“Through Father Giussani,” Benedict XVI declared, “the Holy Spirit … raised in the Church a Movement, yours, that would witness to the beauty of being Christian in an age when the opinion was spreading that Christianity is a difficult and oppressive way to live. Father Giussani then committed himself to awaken in youth the love for Christ, ‘Way, Truth and Life,’ repeating that only he is the way toward the fulfillment of the deepest desires of the human heart, and that Christ does not save us regardless of our humanity, but through it” (Address to the members of CL, March 24, 2007).
That “gift of the Spirit given to a person in a specific historical context, so that the person may begin an experience of faith that can be useful in some way to the Church’s life” is called “charism.” A charism, Father Giussani emphasized, has an “essential characteristic: it makes the Christian message handed down by apostolic tradition more convincing, more persuasive, and more ‘approchable.’ A charism is a final point of arrival for the Incarnation, that is, a particular way in which the fact of Jesus Christ, the God-man, reaches me, and through me can reach others.”

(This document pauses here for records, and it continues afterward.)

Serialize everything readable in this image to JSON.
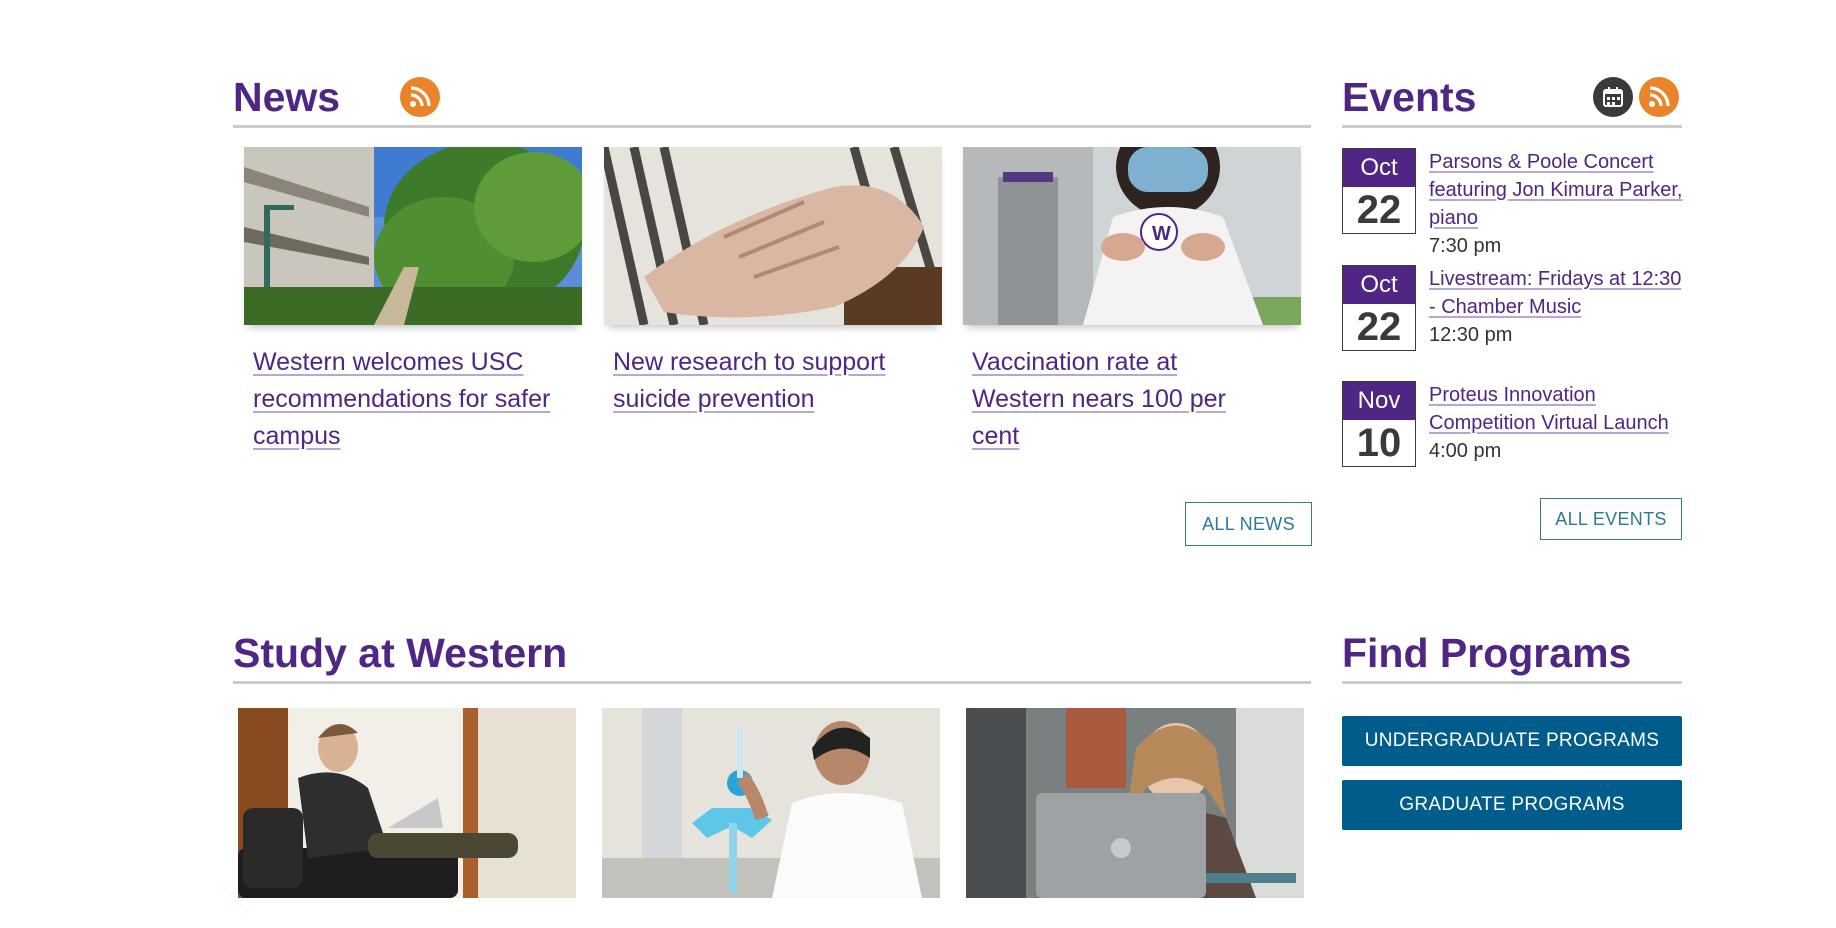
{
  "news": {
    "title": "News",
    "rss_icon": "rss-icon",
    "cards": [
      {
        "headline": "Western welcomes USC recommendations for safer campus",
        "image": "campus-trees-photo"
      },
      {
        "headline": "New research to support suicide prevention",
        "image": "elderly-hands-photo"
      },
      {
        "headline": "Vaccination rate at Western nears 100 per cent",
        "image": "masked-student-photo"
      }
    ],
    "all_label": "ALL NEWS"
  },
  "events": {
    "title": "Events",
    "calendar_icon": "calendar-icon",
    "rss_icon": "rss-icon",
    "items": [
      {
        "month": "Oct",
        "day": "22",
        "title": "Parsons & Poole Concert featuring Jon Kimura Parker, piano",
        "time": "7:30 pm"
      },
      {
        "month": "Oct",
        "day": "22",
        "title": "Livestream: Fridays at 12:30 - Chamber Music",
        "time": "12:30 pm"
      },
      {
        "month": "Nov",
        "day": "10",
        "title": "Proteus Innovation Competition Virtual Launch",
        "time": "4:00 pm"
      }
    ],
    "all_label": "ALL EVENTS"
  },
  "study": {
    "title": "Study at Western",
    "cards": [
      {
        "image": "student-laptop-photo"
      },
      {
        "image": "student-lab-photo"
      },
      {
        "image": "student-smiling-laptop-photo"
      }
    ]
  },
  "programs": {
    "title": "Find Programs",
    "undergrad_label": "UNDERGRADUATE PROGRAMS",
    "grad_label": "GRADUATE PROGRAMS"
  },
  "colors": {
    "purple": "#4f2683",
    "rss_orange": "#e9842a",
    "button_blue": "#005d8b",
    "outline_blue": "#2b7a99"
  }
}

We can sum up the essence of CL’s charism in three factors:
1) the proclamation that God has become man (and the wonder, reasonableness, and enthusiasm of this announcement): “The Word was made flesh and dwells among us”;
2) the affirmation that this man, Jesus of Nazareth, dead and risen, is an event present in a sign of communion, that is, of the unity of a people, guided by a living person – the Pope, in the final analysis;
3) only within the life of the Church (which is Christ’s presence in the world) can man be more truly a man. Therefore, it is from His presence that morality and a passion for man’s salvation (mission) spring forth with certainty.

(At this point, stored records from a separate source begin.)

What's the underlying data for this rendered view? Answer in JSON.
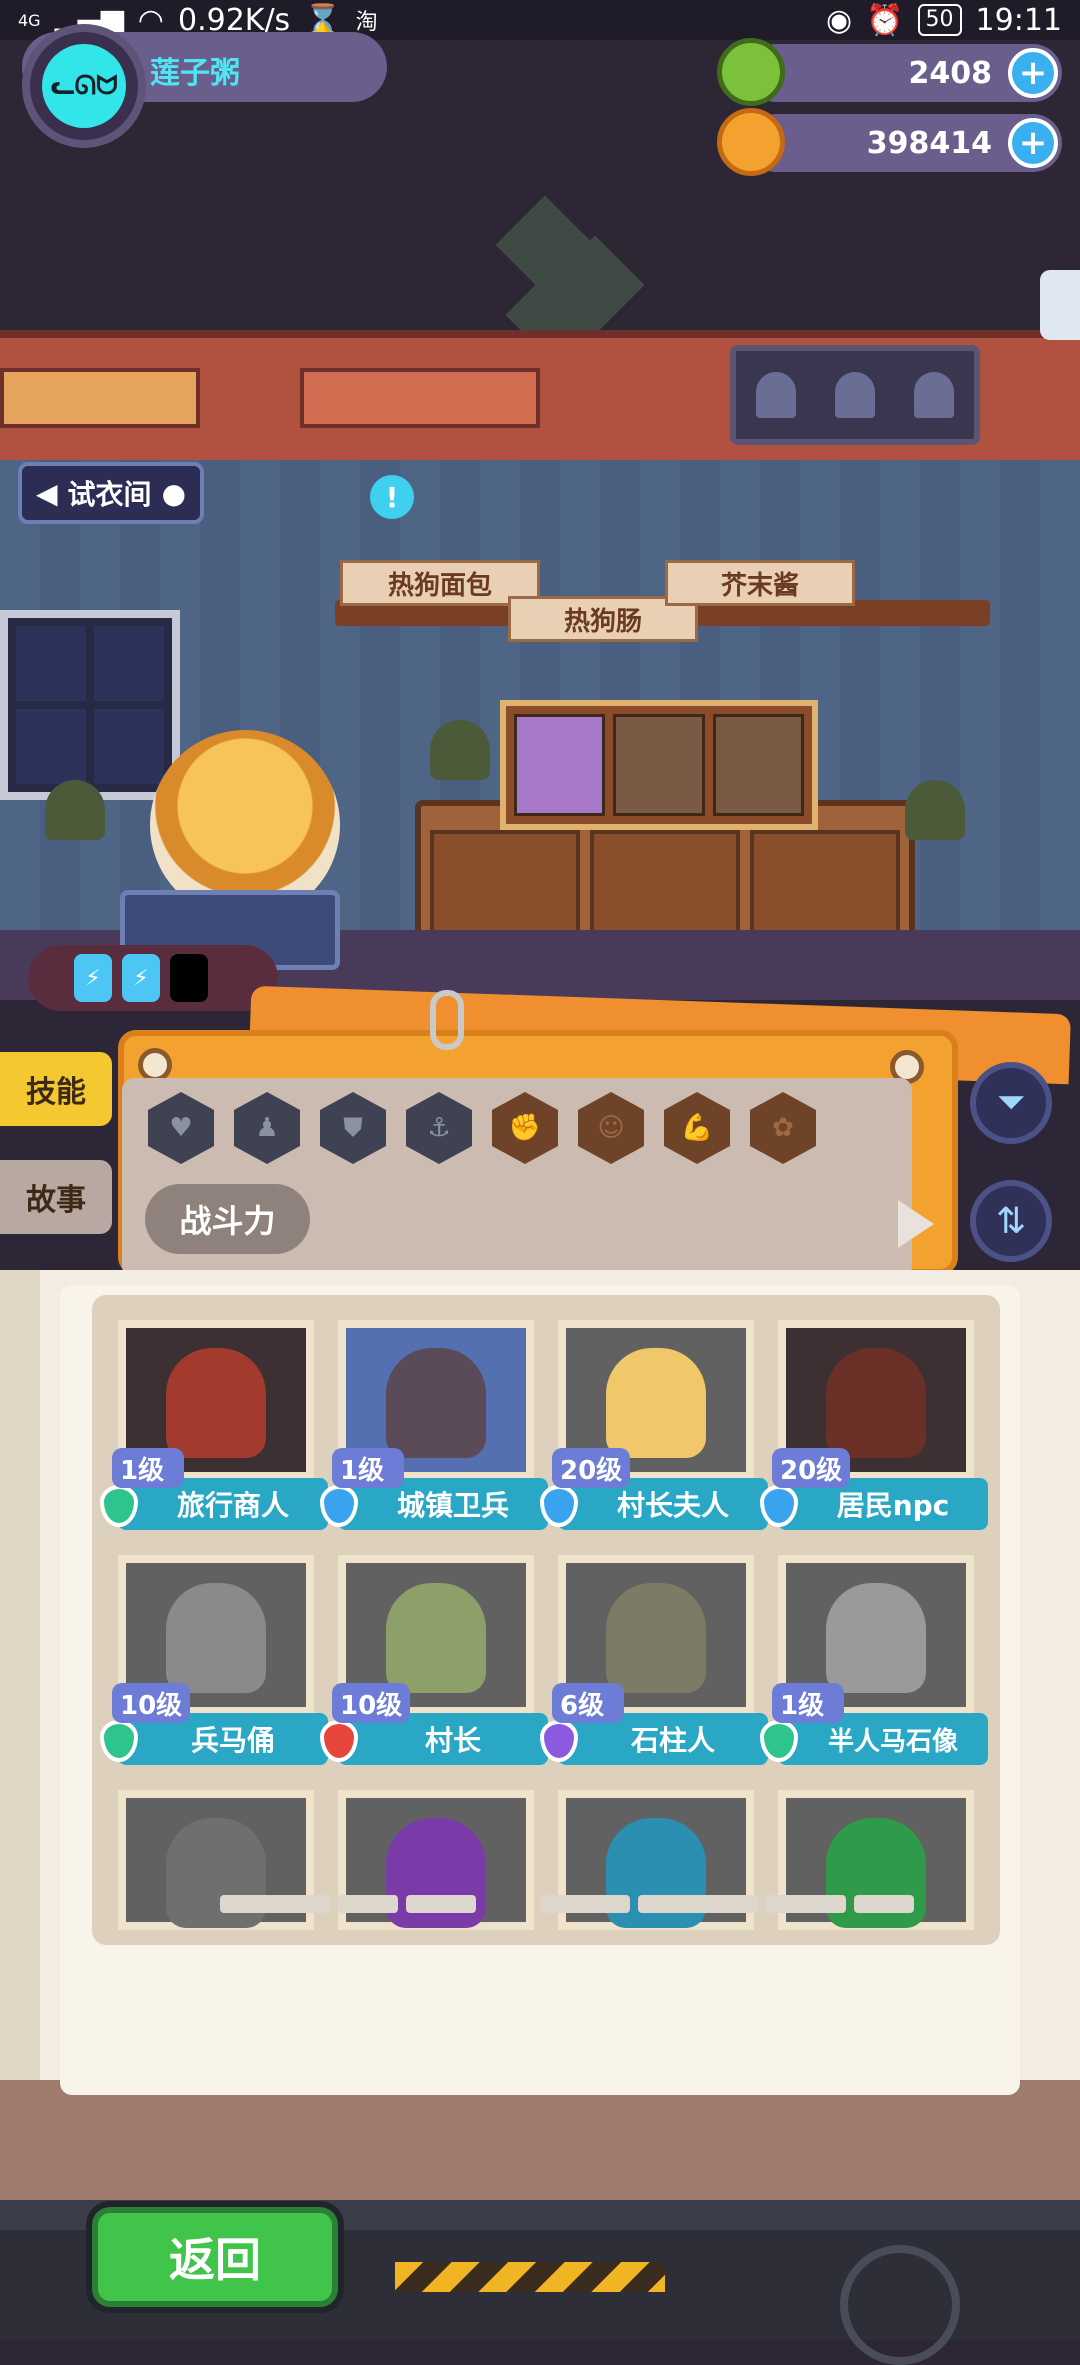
{
  "status_bar": {
    "network": "4G",
    "speed": "0.92K/s",
    "app_badge": "淘",
    "battery": "50",
    "time": "19:11"
  },
  "player": {
    "name": "莲子粥",
    "avatar_icon": "cat-face-icon"
  },
  "currencies": [
    {
      "name": "green-gem-icon",
      "amount": "2408",
      "color": "#7bc23a"
    },
    {
      "name": "orange-planet-icon",
      "amount": "398414",
      "color": "#f4a22f"
    }
  ],
  "scene": {
    "fitting_room_label": "试衣间",
    "signs": {
      "bun": "热狗面包",
      "sausage": "热狗肠",
      "mustard": "芥末酱"
    },
    "alert": "!"
  },
  "info_panel": {
    "tabs": [
      "技能",
      "故事"
    ],
    "hex_icons": [
      "heart-icon",
      "bell-icon",
      "shield-icon",
      "anchor-icon",
      "fist-icon",
      "smile-icon",
      "muscle-icon",
      "brain-icon"
    ],
    "power_label": "战斗力"
  },
  "characters": [
    {
      "level": "1级",
      "name": "旅行商人",
      "shield_color": "#2ec48e"
    },
    {
      "level": "1级",
      "name": "城镇卫兵",
      "shield_color": "#3aa3f0"
    },
    {
      "level": "20级",
      "name": "村长夫人",
      "shield_color": "#3aa3f0"
    },
    {
      "level": "20级",
      "name": "居民npc",
      "shield_color": "#3aa3f0"
    },
    {
      "level": "10级",
      "name": "兵马俑",
      "shield_color": "#2ec48e"
    },
    {
      "level": "10级",
      "name": "村长",
      "shield_color": "#e8463a"
    },
    {
      "level": "6级",
      "name": "石柱人",
      "shield_color": "#8c5ae0"
    },
    {
      "level": "1级",
      "name": "半人马石像",
      "shield_color": "#2ec48e"
    }
  ],
  "bottom": {
    "back_label": "返回"
  }
}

Father Giussani explained that a charism “begets a social factor, not as a project, but as a movement of people who are changed by an encounter, which tends to make the world, the areas and the circumstances they encounter, more human. Living the memory of Christ inevitably tends to beget a presence in society, apart from any planned outcome.” The fact that the Movement arose and grew without any plan or program was pointed out by Father Giussani in his letter to John Paul II on the fiftieth anniversary of CL: “Not only did I never intend to ‘found’ anything, but I maintain that the genius of the movement that I saw being born is that of having felt the urgency to proclaim the need to return to Christianity’s essential elements, that is, the passion for the Christian fact as such, in its original elements, and nothing more.”
And John Paul II, in his letter to Father Giussani on the twentieth anniversary of the Fraternity of CL, declared, “As I go back in memory over the life and works of the Fraternity and the Movement, the first aspect that strikes me is the commitment you have put into listening to the needs of today’s man... The Movement, therefore, has chosen and chooses to indicate not a road, but the road toward a solution to this existential drama. The road, as you have affirmed so many times, is Christ.”
In conclusion, we recall this witness of Professor Nikolaus Lobkowicz, founder of the Catholic University of Eichstätt, Germany: “This is perhaps the true secret of the charism of Father Giussani: he was able to communicate to us that the Judge of this world wants our good, that He is our brother and friend. It is not by chance that friendship is one of the virtues that the movement founded by Father Giussani exercises most joyfully.”